Jun
01

Physician assisted suicides – a moral dilemma

By Anja Merret

I’m going to tackle this thorny question. As soon as I have posted this, I am leaving the country. Physician assisted suicide. Ok, I’m ducking already. I was reading about Jack Kevorkian.  This physician is being released from prison where he has been for 8 years. He was convicted of murder in 1999 after injecting a lethal dose, for the first time that he did this himself, into a patient suffering from a wasting disease. He allowed it to be filmed. Talk about inviting a show down and picking up a prison sentence in the process.

It occurred to me while reading this, that birth is often assisted. Surely if we were to be consistent, then we should not allow any assistance in birth. I can speak from experience here. I had a dramatic first child birth scenario with everything going wrong during the labour of my first born. An emergency caesarian was performed to save my baby’s life. That was a fairly dramatic surgical interference, I would say. Without it my daughter would not have made it. In fact, without a caesarian section my second daughter wouldn’t have had it easy either.

We are prepared to interfere surgically when births are in jeopardy. However, we do not allow the same assistance when death calls. It’s not as if we going to be able to avoid death. That is a given. We are going to die. And as much as I am not looking forward to the event for myself or anybody else I can think of, I agree with the process. I would hate to be ancient, wrinkled, unable to look after myself, etc for decades or even centuries. Of course if we could stay lush 25 year olds for the rest of our lives that would be quite different.

If we are prepared to assist the entry into life, we must surely allow assistance, when necessary, to the after life. Especially Christians who are so vocal about heaven after death, should think that having assistance to pass on, would be a good event to celebrate. Heaven is supposed to be THE place to go to. But they seem to scream the loudest against this humane practice.

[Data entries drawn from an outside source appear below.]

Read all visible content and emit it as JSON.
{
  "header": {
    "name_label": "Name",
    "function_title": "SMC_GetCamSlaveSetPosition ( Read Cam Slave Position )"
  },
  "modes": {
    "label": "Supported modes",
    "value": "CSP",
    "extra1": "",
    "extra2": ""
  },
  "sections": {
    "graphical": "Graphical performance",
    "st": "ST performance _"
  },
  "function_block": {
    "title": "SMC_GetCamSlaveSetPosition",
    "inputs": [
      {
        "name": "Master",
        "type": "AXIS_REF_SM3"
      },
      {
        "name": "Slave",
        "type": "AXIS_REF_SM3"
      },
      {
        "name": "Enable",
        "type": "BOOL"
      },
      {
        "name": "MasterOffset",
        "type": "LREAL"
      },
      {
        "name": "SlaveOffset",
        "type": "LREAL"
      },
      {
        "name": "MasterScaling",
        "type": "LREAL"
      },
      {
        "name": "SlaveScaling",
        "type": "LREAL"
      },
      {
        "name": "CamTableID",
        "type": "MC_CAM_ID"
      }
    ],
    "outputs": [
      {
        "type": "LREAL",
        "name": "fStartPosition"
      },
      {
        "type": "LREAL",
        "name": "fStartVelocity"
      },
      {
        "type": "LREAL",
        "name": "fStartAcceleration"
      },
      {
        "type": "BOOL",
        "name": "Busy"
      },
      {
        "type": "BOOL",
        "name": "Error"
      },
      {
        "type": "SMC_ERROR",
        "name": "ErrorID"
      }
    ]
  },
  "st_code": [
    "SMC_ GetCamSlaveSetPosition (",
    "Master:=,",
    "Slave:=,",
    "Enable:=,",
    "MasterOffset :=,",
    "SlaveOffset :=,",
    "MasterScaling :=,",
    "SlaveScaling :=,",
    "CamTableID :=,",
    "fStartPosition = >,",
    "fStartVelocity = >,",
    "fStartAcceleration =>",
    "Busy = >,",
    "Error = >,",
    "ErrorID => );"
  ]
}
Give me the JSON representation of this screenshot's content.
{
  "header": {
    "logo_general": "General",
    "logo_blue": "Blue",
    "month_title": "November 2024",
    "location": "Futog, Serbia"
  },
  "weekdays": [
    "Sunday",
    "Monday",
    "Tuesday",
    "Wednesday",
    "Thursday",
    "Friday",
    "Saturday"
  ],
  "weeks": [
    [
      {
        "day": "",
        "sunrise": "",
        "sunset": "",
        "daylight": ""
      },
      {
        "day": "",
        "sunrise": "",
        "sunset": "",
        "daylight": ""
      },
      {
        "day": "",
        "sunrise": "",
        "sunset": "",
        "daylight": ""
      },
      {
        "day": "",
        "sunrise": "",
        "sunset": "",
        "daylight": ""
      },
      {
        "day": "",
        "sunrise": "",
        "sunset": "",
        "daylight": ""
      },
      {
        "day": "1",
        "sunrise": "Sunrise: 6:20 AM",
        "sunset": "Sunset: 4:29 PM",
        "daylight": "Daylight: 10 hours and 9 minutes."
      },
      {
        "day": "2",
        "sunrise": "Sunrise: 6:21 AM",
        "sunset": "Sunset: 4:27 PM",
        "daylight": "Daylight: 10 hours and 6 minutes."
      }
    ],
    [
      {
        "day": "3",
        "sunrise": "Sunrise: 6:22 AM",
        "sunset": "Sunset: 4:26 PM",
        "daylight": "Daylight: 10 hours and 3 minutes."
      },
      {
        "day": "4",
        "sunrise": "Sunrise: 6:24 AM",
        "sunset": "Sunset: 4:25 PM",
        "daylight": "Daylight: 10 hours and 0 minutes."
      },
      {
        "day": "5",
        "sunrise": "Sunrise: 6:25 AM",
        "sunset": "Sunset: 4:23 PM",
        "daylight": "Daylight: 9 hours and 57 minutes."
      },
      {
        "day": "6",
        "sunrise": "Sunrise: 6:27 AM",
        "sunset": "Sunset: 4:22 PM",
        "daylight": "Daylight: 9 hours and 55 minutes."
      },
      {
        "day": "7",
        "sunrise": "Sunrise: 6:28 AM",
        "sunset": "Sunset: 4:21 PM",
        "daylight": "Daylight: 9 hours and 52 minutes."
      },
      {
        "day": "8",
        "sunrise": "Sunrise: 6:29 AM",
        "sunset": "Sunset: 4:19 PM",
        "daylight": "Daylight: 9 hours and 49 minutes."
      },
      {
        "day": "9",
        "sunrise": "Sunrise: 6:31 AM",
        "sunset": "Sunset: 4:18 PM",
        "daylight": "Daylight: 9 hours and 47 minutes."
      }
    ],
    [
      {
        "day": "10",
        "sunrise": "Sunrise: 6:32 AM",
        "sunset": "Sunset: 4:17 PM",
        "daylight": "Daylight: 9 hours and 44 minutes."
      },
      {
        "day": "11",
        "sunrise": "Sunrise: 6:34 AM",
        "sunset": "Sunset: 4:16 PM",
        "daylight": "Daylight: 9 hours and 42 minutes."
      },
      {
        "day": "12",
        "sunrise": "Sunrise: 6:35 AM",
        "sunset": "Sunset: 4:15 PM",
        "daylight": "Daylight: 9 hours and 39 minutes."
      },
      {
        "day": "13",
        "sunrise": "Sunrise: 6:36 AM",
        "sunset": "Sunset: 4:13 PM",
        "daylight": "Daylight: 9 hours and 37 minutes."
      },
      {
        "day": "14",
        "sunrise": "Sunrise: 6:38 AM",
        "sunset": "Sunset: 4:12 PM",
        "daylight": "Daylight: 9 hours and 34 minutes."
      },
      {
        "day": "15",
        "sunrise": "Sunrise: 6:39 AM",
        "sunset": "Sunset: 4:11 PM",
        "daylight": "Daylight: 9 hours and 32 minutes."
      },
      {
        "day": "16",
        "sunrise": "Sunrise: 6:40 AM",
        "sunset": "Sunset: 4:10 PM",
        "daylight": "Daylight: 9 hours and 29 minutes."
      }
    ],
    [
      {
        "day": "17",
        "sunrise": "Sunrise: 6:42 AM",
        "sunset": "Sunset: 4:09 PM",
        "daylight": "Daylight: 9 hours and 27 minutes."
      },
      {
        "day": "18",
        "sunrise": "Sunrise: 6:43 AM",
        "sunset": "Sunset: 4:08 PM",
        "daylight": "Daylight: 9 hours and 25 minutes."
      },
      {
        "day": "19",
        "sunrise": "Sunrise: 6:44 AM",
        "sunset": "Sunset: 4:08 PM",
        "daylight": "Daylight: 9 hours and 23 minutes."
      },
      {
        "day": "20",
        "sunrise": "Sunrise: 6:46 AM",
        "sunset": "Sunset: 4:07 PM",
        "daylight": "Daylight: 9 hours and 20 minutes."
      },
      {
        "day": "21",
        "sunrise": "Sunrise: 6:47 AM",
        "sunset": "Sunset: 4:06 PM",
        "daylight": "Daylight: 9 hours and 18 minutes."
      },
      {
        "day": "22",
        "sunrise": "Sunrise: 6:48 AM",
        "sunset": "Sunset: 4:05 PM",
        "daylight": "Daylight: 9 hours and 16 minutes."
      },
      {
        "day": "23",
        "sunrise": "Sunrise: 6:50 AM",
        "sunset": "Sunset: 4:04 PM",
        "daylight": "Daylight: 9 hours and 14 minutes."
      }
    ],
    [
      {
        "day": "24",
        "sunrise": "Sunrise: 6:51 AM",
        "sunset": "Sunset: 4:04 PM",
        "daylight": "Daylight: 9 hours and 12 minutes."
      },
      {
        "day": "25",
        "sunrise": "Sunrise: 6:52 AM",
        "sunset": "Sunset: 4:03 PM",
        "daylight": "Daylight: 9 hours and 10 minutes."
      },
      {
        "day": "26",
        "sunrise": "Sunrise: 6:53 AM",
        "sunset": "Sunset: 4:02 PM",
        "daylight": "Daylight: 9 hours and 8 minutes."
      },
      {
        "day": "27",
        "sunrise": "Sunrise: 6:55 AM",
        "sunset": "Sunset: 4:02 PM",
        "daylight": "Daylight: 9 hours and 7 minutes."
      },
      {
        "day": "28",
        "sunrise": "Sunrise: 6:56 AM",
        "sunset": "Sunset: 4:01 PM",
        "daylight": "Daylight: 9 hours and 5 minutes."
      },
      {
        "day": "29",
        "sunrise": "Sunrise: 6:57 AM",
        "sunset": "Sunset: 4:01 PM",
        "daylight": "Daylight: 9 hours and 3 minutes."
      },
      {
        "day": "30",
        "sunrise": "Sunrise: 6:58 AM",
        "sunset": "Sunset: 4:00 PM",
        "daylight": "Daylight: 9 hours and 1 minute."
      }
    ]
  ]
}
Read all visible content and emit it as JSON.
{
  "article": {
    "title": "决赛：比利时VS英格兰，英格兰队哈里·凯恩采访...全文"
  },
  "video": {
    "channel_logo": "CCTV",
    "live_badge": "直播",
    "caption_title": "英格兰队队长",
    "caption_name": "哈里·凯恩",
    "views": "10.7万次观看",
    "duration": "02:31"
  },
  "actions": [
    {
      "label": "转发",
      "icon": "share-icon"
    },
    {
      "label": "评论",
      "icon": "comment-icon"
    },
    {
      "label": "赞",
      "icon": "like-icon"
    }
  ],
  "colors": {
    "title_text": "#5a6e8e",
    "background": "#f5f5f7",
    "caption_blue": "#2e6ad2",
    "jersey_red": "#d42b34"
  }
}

I saw my father die of cancer. It took eighteen months of agony before he finally passed on. In those eighteen months the surgeons got hold of him a few times. The last time they actually cut out everything to do with the bladder and left him with an external bag to have to mess with. Is that something you would want for yourself? It prolonged his life by a few months.

Nevertheless, I am not wanting to have rotten eggs thrown at me, or death threat messages sent via my blog. Weird that, death threats when they are against assisted death.  It’s like killing a doctor who performs abortions. Do these perpetrators actually ever see the contradiction here, I wonder. I don’t want to rock anybody’s belief system.  I am just wandering at the insanity of our society.